The paper tackled the problem of data scarcity in autoformalization by creating a large, flexible, multilingual, and multi-domain dataset called MMA, which improved language models to produce 16-18% acceptable statements on benchmarks, up from 0%.
Autoformalization is the task of translating natural language materials into machine-verifiable formalisations. Progress in autoformalization research is hindered by the lack of a sizeable dataset consisting of informal-formal pairs expressing the same essence. Existing methods tend to circumvent this challenge by manually curating small corpora or using few-shot learning with large language models. But these methods suffer from data scarcity and formal language acquisition difficulty.

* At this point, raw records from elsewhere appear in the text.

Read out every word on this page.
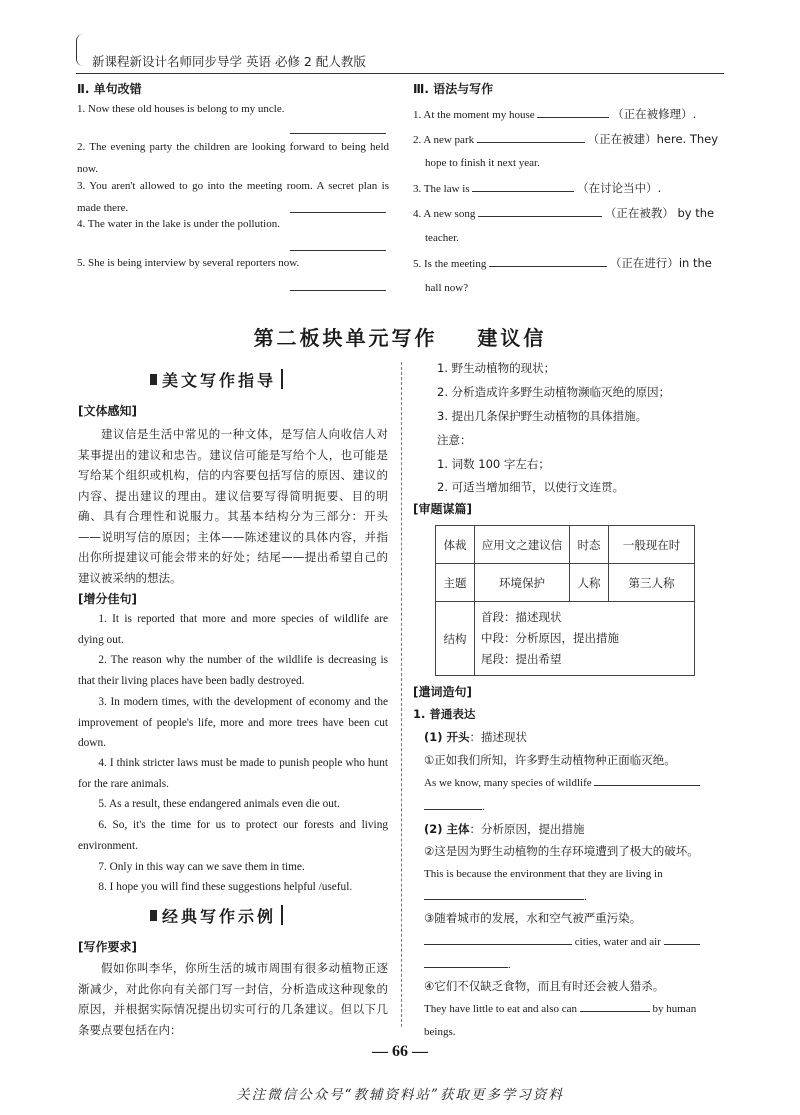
新课程新设计名师同步导学 英语 必修 2 配人教版
Ⅱ. 单句改错
1. Now these old houses is belong to my uncle.
2. The evening party the children are looking forward to being held now.
3. You aren't allowed to go into the meeting room. A secret plan is made there.
4. The water in the lake is under the pollution.
5. She is being interview by several reporters now.
Ⅲ. 语法与写作
1. At the moment my house	（正在被修理）.
2. A new park	（正在被建）here. They
hope to finish it next year.
3. The law is	（在讨论当中）.
4. A new song	（正在被教） by the
teacher.
5. Is the meeting	（正在进行）in the
hall now?
第二板块单元写作    建议信
美文写作指导
[文体感知]
建议信是生活中常见的一种文体，是写信人向收信人对某事提出的建议和忠告。建议信可能是写给个人，也可能是写给某个组织或机构，信的内容要包括写信的原因、建议的内容、提出建议的理由。建议信要写得简明扼要、目的明确、具有合理性和说服力。其基本结构分为三部分：开头——说明写信的原因；主体——陈述建议的具体内容，并指出你所提建议可能会带来的好处；结尾——提出希望自己的建议被采纳的想法。
[增分佳句]
1. It is reported that more and more species of wildlife are dying out.
2. The reason why the number of the wildlife is decreasing is that their living places have been badly destroyed.
3. In modern times, with the development of economy and the improvement of people's life, more and more trees have been cut down.
4. I think stricter laws must be made to punish people who hunt for the rare animals.
5. As a result, these endangered animals even die out.
6. So, it's the time for us to protect our forests and living environment.
7. Only in this way can we save them in time.
8. I hope you will find these suggestions helpful /useful.
经典写作示例
[写作要求]
假如你叫李华，你所生活的城市周围有很多动植物正逐渐减少，对此你向有关部门写一封信，分析造成这种现象的原因，并根据实际情况提出切实可行的几条建议。但以下几条要点要包括在内：
1. 野生动植物的现状；
2. 分析造成许多野生动植物濒临灭绝的原因；
3. 提出几条保护野生动植物的具体措施。
注意：
1. 词数 100 字左右；
2. 可适当增加细节，以使行文连贯。
[审题谋篇]
体裁	应用文之建议信	时态	一般现在时
主题	环境保护	人称	第三人称
结构	首段：描述现状
中段：分析原因，提出措施
尾段：提出希望		
[遣词造句]
1. 普通表达
(1) 开头：描述现状
①正如我们所知，许多野生动植物种正面临灭绝。
As we know, many species of wildlife
.
(2) 主体：分析原因，提出措施
②这是因为野生动植物的生存环境遭到了极大的破坏。
This is because the environment that they are living in
.
③随着城市的发展，水和空气被严重污染。
cities, water and air
.
④它们不仅缺乏食物，而且有时还会被人猎杀。
They have little to eat and also can	by human
beings.
— 66 —
关注微信公众号“教辅资料站”获取更多学习资料
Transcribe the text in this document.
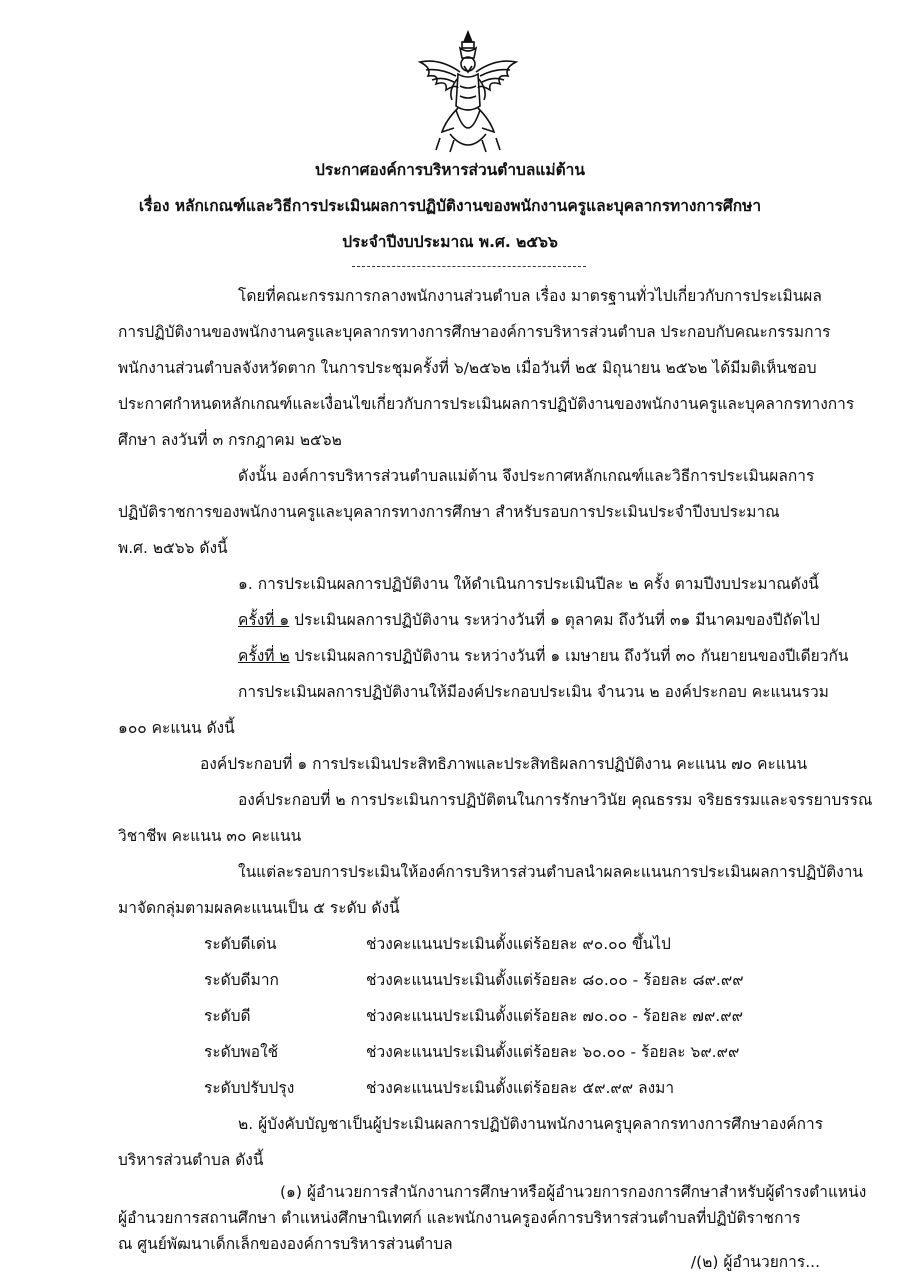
ประกาศองค์การบริหารส่วนตำบลแม่ต้าน
เรื่อง หลักเกณฑ์และวิธีการประเมินผลการปฏิบัติงานของพนักงานครูและบุคลากรทางการศึกษา
ประจำปีงบประมาณ พ.ศ. ๒๕๖๖
โดยที่คณะกรรมการกลางพนักงานส่วนตำบล เรื่อง มาตรฐานทั่วไปเกี่ยวกับการประเมินผล
การปฏิบัติงานของพนักงานครูและบุคลากรทางการศึกษาองค์การบริหารส่วนตำบล ประกอบกับคณะกรรมการ
พนักงานส่วนตำบลจังหวัดตาก ในการประชุมครั้งที่ ๖/๒๕๖๒ เมื่อวันที่ ๒๕ มิถุนายน ๒๕๖๒ ได้มีมติเห็นชอบ
ประกาศกำหนดหลักเกณฑ์และเงื่อนไขเกี่ยวกับการประเมินผลการปฏิบัติงานของพนักงานครูและบุคลากรทางการ
ศึกษา ลงวันที่ ๓ กรกฎาคม ๒๕๖๒
ดังนั้น องค์การบริหารส่วนตำบลแม่ต้าน จึงประกาศหลักเกณฑ์และวิธีการประเมินผลการ
ปฏิบัติราชการของพนักงานครูและบุคลากรทางการศึกษา สำหรับรอบการประเมินประจำปีงบประมาณ
พ.ศ. ๒๕๖๖ ดังนี้
๑. การประเมินผลการปฏิบัติงาน ให้ดำเนินการประเมินปีละ ๒ ครั้ง ตามปีงบประมาณดังนี้
ครั้งที่ ๑ ประเมินผลการปฏิบัติงาน ระหว่างวันที่ ๑ ตุลาคม ถึงวันที่ ๓๑ มีนาคมของปีถัดไป
ครั้งที่ ๒ ประเมินผลการปฏิบัติงาน ระหว่างวันที่ ๑ เมษายน ถึงวันที่ ๓๐ กันยายนของปีเดียวกัน
การประเมินผลการปฏิบัติงานให้มีองค์ประกอบประเมิน จำนวน ๒ องค์ประกอบ คะแนนรวม
๑๐๐ คะแนน ดังนี้
องค์ประกอบที่ ๑ การประเมินประสิทธิภาพและประสิทธิผลการปฏิบัติงาน คะแนน ๗๐ คะแนน
องค์ประกอบที่ ๒ การประเมินการปฏิบัติตนในการรักษาวินัย คุณธรรม จริยธรรมและจรรยาบรรณ
วิชาชีพ คะแนน ๓๐ คะแนน
ในแต่ละรอบการประเมินให้องค์การบริหารส่วนตำบลนำผลคะแนนการประเมินผลการปฏิบัติงาน
มาจัดกลุ่มตามผลคะแนนเป็น ๕ ระดับ ดังนี้
ระดับดีเด่น	ช่วงคะแนนประเมินตั้งแต่ร้อยละ ๙๐.๐๐ ขึ้นไป
ระดับดีมาก	ช่วงคะแนนประเมินตั้งแต่ร้อยละ ๘๐.๐๐ - ร้อยละ ๘๙.๙๙
ระดับดี	ช่วงคะแนนประเมินตั้งแต่ร้อยละ ๗๐.๐๐ - ร้อยละ ๗๙.๙๙
ระดับพอใช้	ช่วงคะแนนประเมินตั้งแต่ร้อยละ ๖๐.๐๐ - ร้อยละ ๖๙.๙๙
ระดับปรับปรุง	ช่วงคะแนนประเมินตั้งแต่ร้อยละ ๕๙.๙๙ ลงมา
๒. ผู้บังคับบัญชาเป็นผู้ประเมินผลการปฏิบัติงานพนักงานครูบุคลากรทางการศึกษาองค์การ
บริหารส่วนตำบล ดังนี้
(๑) ผู้อำนวยการสำนักงานการศึกษาหรือผู้อำนวยการกองการศึกษาสำหรับผู้ดำรงตำแหน่ง
ผู้อำนวยการสถานศึกษา ตำแหน่งศึกษานิเทศก์ และพนักงานครูองค์การบริหารส่วนตำบลที่ปฏิบัติราชการ
ณ ศูนย์พัฒนาเด็กเล็กขององค์การบริหารส่วนตำบล
/(๒) ผู้อำนวยการ...
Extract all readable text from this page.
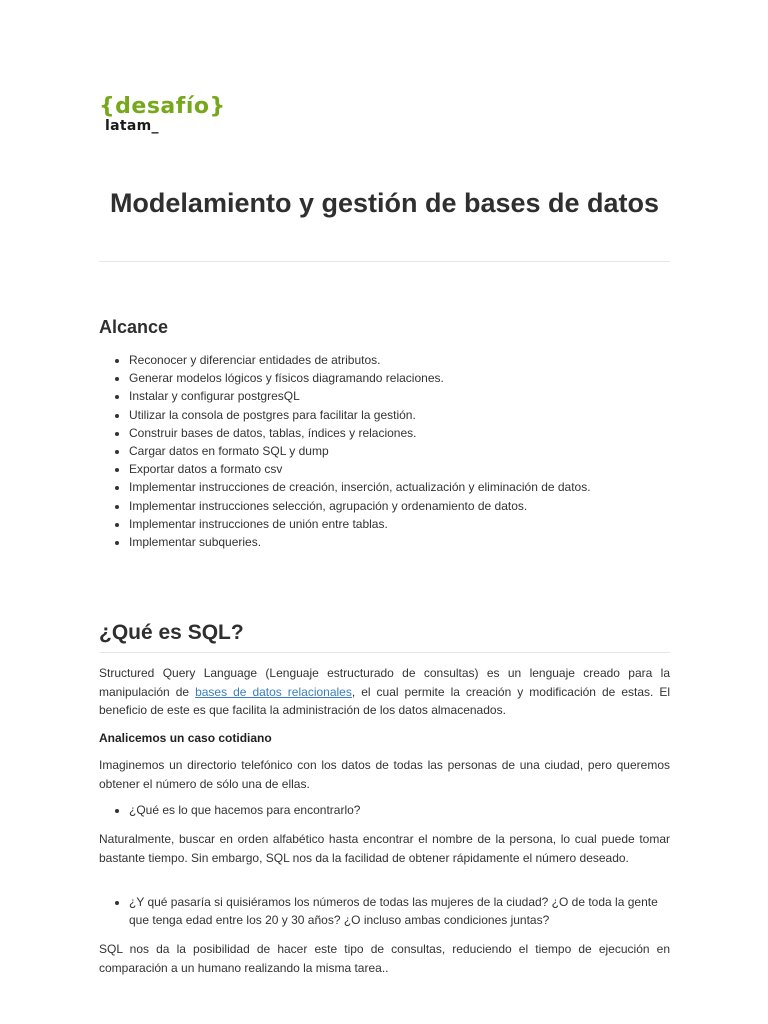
{desafío}
latam_
Modelamiento y gestión de bases de datos
Alcance
• Reconocer y diferenciar entidades de atributos.
• Generar modelos lógicos y físicos diagramando relaciones.
• Instalar y configurar postgresQL
• Utilizar la consola de postgres para facilitar la gestión.
• Construir bases de datos, tablas, índices y relaciones.
• Cargar datos en formato SQL y dump
• Exportar datos a formato csv
• Implementar instrucciones de creación, inserción, actualización y eliminación de datos.
• Implementar instrucciones selección, agrupación y ordenamiento de datos.
• Implementar instrucciones de unión entre tablas.
• Implementar subqueries.
¿Qué es SQL?

Structured Query Language (Lenguaje estructurado de consultas) es un lenguaje creado para la manipulación de bases de datos relacionales, el cual permite la creación y modificación de estas. El beneficio de este es que facilita la administración de los datos almacenados.

Analicemos un caso cotidiano

Imaginemos un directorio telefónico con los datos de todas las personas de una ciudad, pero queremos obtener el número de sólo una de ellas.

• ¿Qué es lo que hacemos para encontrarlo?

Naturalmente, buscar en orden alfabético hasta encontrar el nombre de la persona, lo cual puede tomar bastante tiempo. Sin embargo, SQL nos da la facilidad de obtener rápidamente el número deseado.

• ¿Y qué pasaría si quisiéramos los números de todas las mujeres de la ciudad? ¿O de toda la gente que tenga edad entre los 20 y 30 años? ¿O incluso ambas condiciones juntas?

SQL nos da la posibilidad de hacer este tipo de consultas, reduciendo el tiempo de ejecución en comparación a un humano realizando la misma tarea..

In this work, we create $\texttt{MMA}$, a large, flexible, multilingual, and multi-domain dataset of informal-formal pairs, by using a language model to translate in the reverse direction, that is, from formal mathematical statements into corresponding informal ones. Experiments show that language models fine-tuned on $\texttt{MMA}$ produce $16-18\%$ of statements acceptable with minimal corrections on the $\texttt{miniF2F}$ and $\texttt{ProofNet}$ benchmarks, up from $0\%$ with the base model. We demonstrate that fine-tuning on multilingual formal data results in more capable autoformalization models even when deployed on monolingual tasks.